With the ideas42 Seminar Series, we invite leading scholars to share their insights and what inspires their exploration into human behavior.
We were pleased to welcome Stefano DellaVigna, the Daniel Koshland, Sr. Distinguished Professor of Economics and Professor of Business Administration at the University of California, Berkeley. His recent paper, RCTs to Scale: Comprehensive Evidence from Two Nudge Units, compares behavioral science interventions in research studies versus field experiments. After giving a talk to the ideas42 team, Stefano was kind enough to share some of his thoughts on behavioral science:
What do you think researchers (or implementing organizations) need to do differently to incorporate behavioral science into programs and products more effectively?
One point suggested by our analysis is not about the exact design of the intervention, but making sure that the intervention is well powered statistically. Our results suggests that one should aim for a statistical power of 1.5 percentage point effects; in practice, many interventions are run with lower statistical power, which increases the chance that findings would not be replicable. This may mean running fewer treatment arms, or working hard to get a larger population.

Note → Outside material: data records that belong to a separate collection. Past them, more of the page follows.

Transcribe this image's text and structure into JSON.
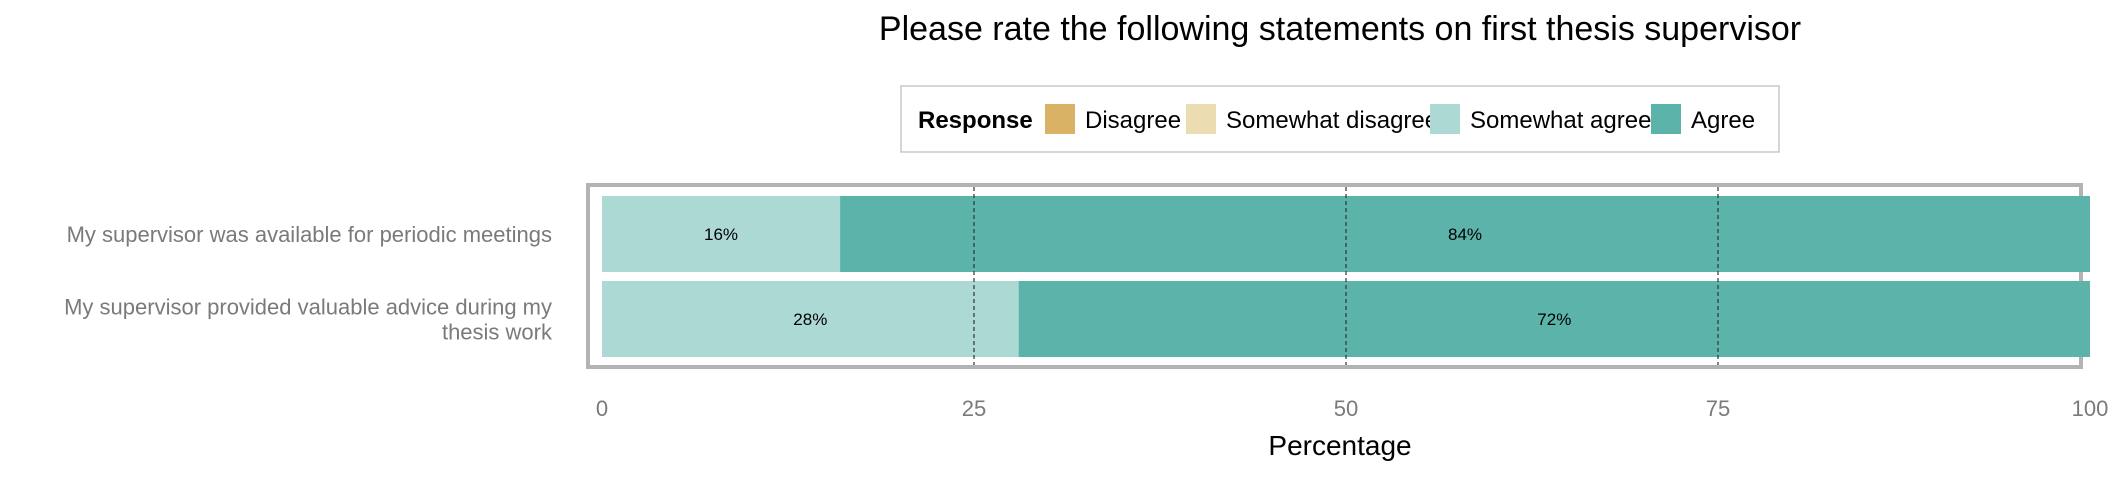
{
  "chart_data": {
    "type": "bar",
    "orientation": "horizontal",
    "stacked": true,
    "title": "Please rate the following statements on first thesis supervisor",
    "xlabel": "Percentage",
    "ylabel": "",
    "xlim": [
      0,
      100
    ],
    "xticks": [
      0,
      25,
      50,
      75,
      100
    ],
    "grid": true,
    "legend": {
      "title": "Response",
      "position": "top",
      "items": [
        {
          "label": "Disagree",
          "color": "#d9b266"
        },
        {
          "label": "Somewhat disagree",
          "color": "#ecdcb2"
        },
        {
          "label": "Somewhat agree",
          "color": "#acd9d4"
        },
        {
          "label": "Agree",
          "color": "#5bb3aa"
        }
      ]
    },
    "categories": [
      "My supervisor was available for periodic meetings",
      "My supervisor provided valuable advice during my thesis work"
    ],
    "category_label_lines": [
      [
        "My supervisor was available for periodic meetings"
      ],
      [
        "My supervisor provided valuable advice during my",
        "thesis work"
      ]
    ],
    "series": [
      {
        "name": "Disagree",
        "color": "#d9b266",
        "values": [
          0,
          0
        ]
      },
      {
        "name": "Somewhat disagree",
        "color": "#ecdcb2",
        "values": [
          0,
          0
        ]
      },
      {
        "name": "Somewhat agree",
        "color": "#acd9d4",
        "values": [
          16,
          28
        ],
        "labels": [
          "16%",
          "28%"
        ]
      },
      {
        "name": "Agree",
        "color": "#5bb3aa",
        "values": [
          84,
          72
        ],
        "labels": [
          "84%",
          "72%"
        ]
      }
    ]
  }
}
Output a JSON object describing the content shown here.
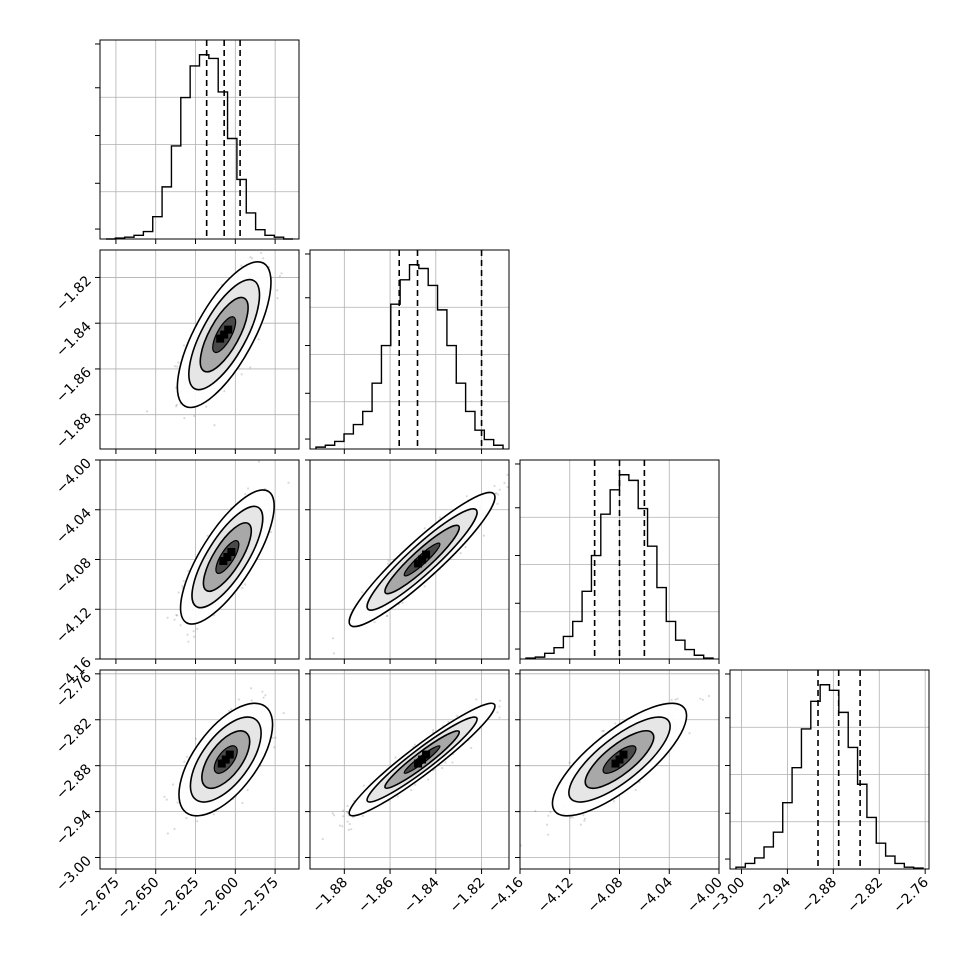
{
  "chart_data": {
    "type": "corner",
    "figure_size_px": [
      970,
      970
    ],
    "parameters": 4,
    "grid": true,
    "axes": [
      {
        "range": [
          -2.685,
          -2.56
        ],
        "ticks": [
          -2.675,
          -2.65,
          -2.625,
          -2.6,
          -2.575
        ],
        "tick_labels": [
          "−2.675",
          "−2.650",
          "−2.625",
          "−2.600",
          "−2.575"
        ]
      },
      {
        "range": [
          -1.895,
          -1.808
        ],
        "ticks": [
          -1.88,
          -1.86,
          -1.84,
          -1.82
        ],
        "tick_labels": [
          "−1.88",
          "−1.86",
          "−1.84",
          "−1.82"
        ]
      },
      {
        "range": [
          -4.16,
          -4.0
        ],
        "ticks": [
          -4.16,
          -4.12,
          -4.08,
          -4.04,
          -4.0
        ],
        "tick_labels": [
          "−4.16",
          "−4.12",
          "−4.08",
          "−4.04",
          "−4.00"
        ]
      },
      {
        "range": [
          -3.015,
          -2.755
        ],
        "ticks": [
          -3.0,
          -2.94,
          -2.88,
          -2.82,
          -2.76
        ],
        "tick_labels": [
          "−3.00",
          "−2.94",
          "−2.88",
          "−2.82",
          "−2.76"
        ]
      }
    ],
    "quantiles": [
      [
        -2.618,
        -2.607,
        -2.597
      ],
      [
        -1.856,
        -1.848,
        -1.82
      ],
      [
        -4.1,
        -4.08,
        -4.06
      ],
      [
        -2.9,
        -2.873,
        -2.845
      ]
    ],
    "histograms": [
      {
        "values": [
          0,
          0.005,
          0.01,
          0.02,
          0.04,
          0.12,
          0.28,
          0.5,
          0.76,
          0.93,
          0.99,
          0.97,
          0.79,
          0.54,
          0.32,
          0.14,
          0.05,
          0.02,
          0.01,
          0
        ]
      },
      {
        "values": [
          0.01,
          0.02,
          0.04,
          0.08,
          0.13,
          0.2,
          0.35,
          0.55,
          0.77,
          0.9,
          0.98,
          0.96,
          0.87,
          0.74,
          0.55,
          0.35,
          0.2,
          0.1,
          0.05,
          0.02
        ]
      },
      {
        "values": [
          0.005,
          0.01,
          0.03,
          0.06,
          0.12,
          0.2,
          0.36,
          0.55,
          0.77,
          0.9,
          0.98,
          0.95,
          0.8,
          0.6,
          0.38,
          0.2,
          0.1,
          0.05,
          0.02,
          0.005
        ]
      },
      {
        "values": [
          0.01,
          0.03,
          0.06,
          0.12,
          0.2,
          0.36,
          0.55,
          0.76,
          0.91,
          1.0,
          0.97,
          0.85,
          0.66,
          0.46,
          0.28,
          0.14,
          0.07,
          0.03,
          0.01,
          0.005
        ]
      }
    ],
    "pairs": [
      {
        "row": 1,
        "col": 0,
        "center": [
          -2.607,
          -1.845
        ],
        "sd": [
          0.012,
          0.013
        ],
        "rho": 0.72
      },
      {
        "row": 2,
        "col": 0,
        "center": [
          -2.605,
          -4.078
        ],
        "sd": [
          0.012,
          0.022
        ],
        "rho": 0.76
      },
      {
        "row": 2,
        "col": 1,
        "center": [
          -1.846,
          -4.08
        ],
        "sd": [
          0.013,
          0.022
        ],
        "rho": 0.93
      },
      {
        "row": 3,
        "col": 0,
        "center": [
          -2.606,
          -2.872
        ],
        "sd": [
          0.012,
          0.03
        ],
        "rho": 0.62
      },
      {
        "row": 3,
        "col": 1,
        "center": [
          -1.846,
          -2.872
        ],
        "sd": [
          0.013,
          0.03
        ],
        "rho": 0.95
      },
      {
        "row": 3,
        "col": 2,
        "center": [
          -4.08,
          -2.872
        ],
        "sd": [
          0.022,
          0.03
        ],
        "rho": 0.78
      }
    ]
  }
}
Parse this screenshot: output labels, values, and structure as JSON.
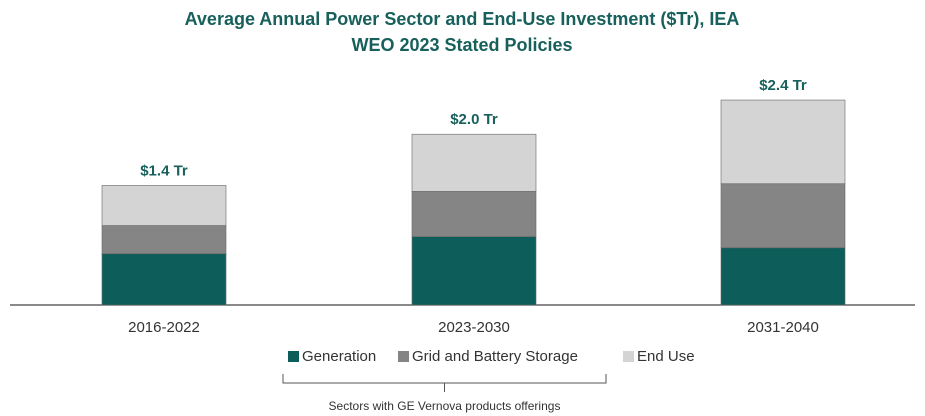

In your view, how could we encourage researchers to share null or negative results?
A very important point. I think that journals should be open to precisely estimated null effects, but it is a path to get to that. I have two suggestions. One, it may be easier to publish null results as a bundle of interventions, some of which may be null, others maybe not. For example, Angela Duckworth and Katy Milkman have a great project on mega-studies that effectively does this, bundles a number of interventions, even by different authors in one setting and in one paper.
My second thought on this is very close to my heart — with Eva Vivalt we are launching a platform for people to get expert forecasts about the result of their interventions. In many cases, comparing to the average prediction of experts makes the finding not a null, but the rejection of the mean expert forecasts.
The United States recently expanded unemployment insurance dramatically. What can behavioral economics tell us about how to design unemployment insurance?
There are many dimensions to this, but I would keep in mind that we probably do not want a drastic drop-off of UI benefit level once the support legislated by Congress ends. That is a dimension to keep in mind. A good place to start is understanding how people actually approach job searches, which is actually different than standard models suggest.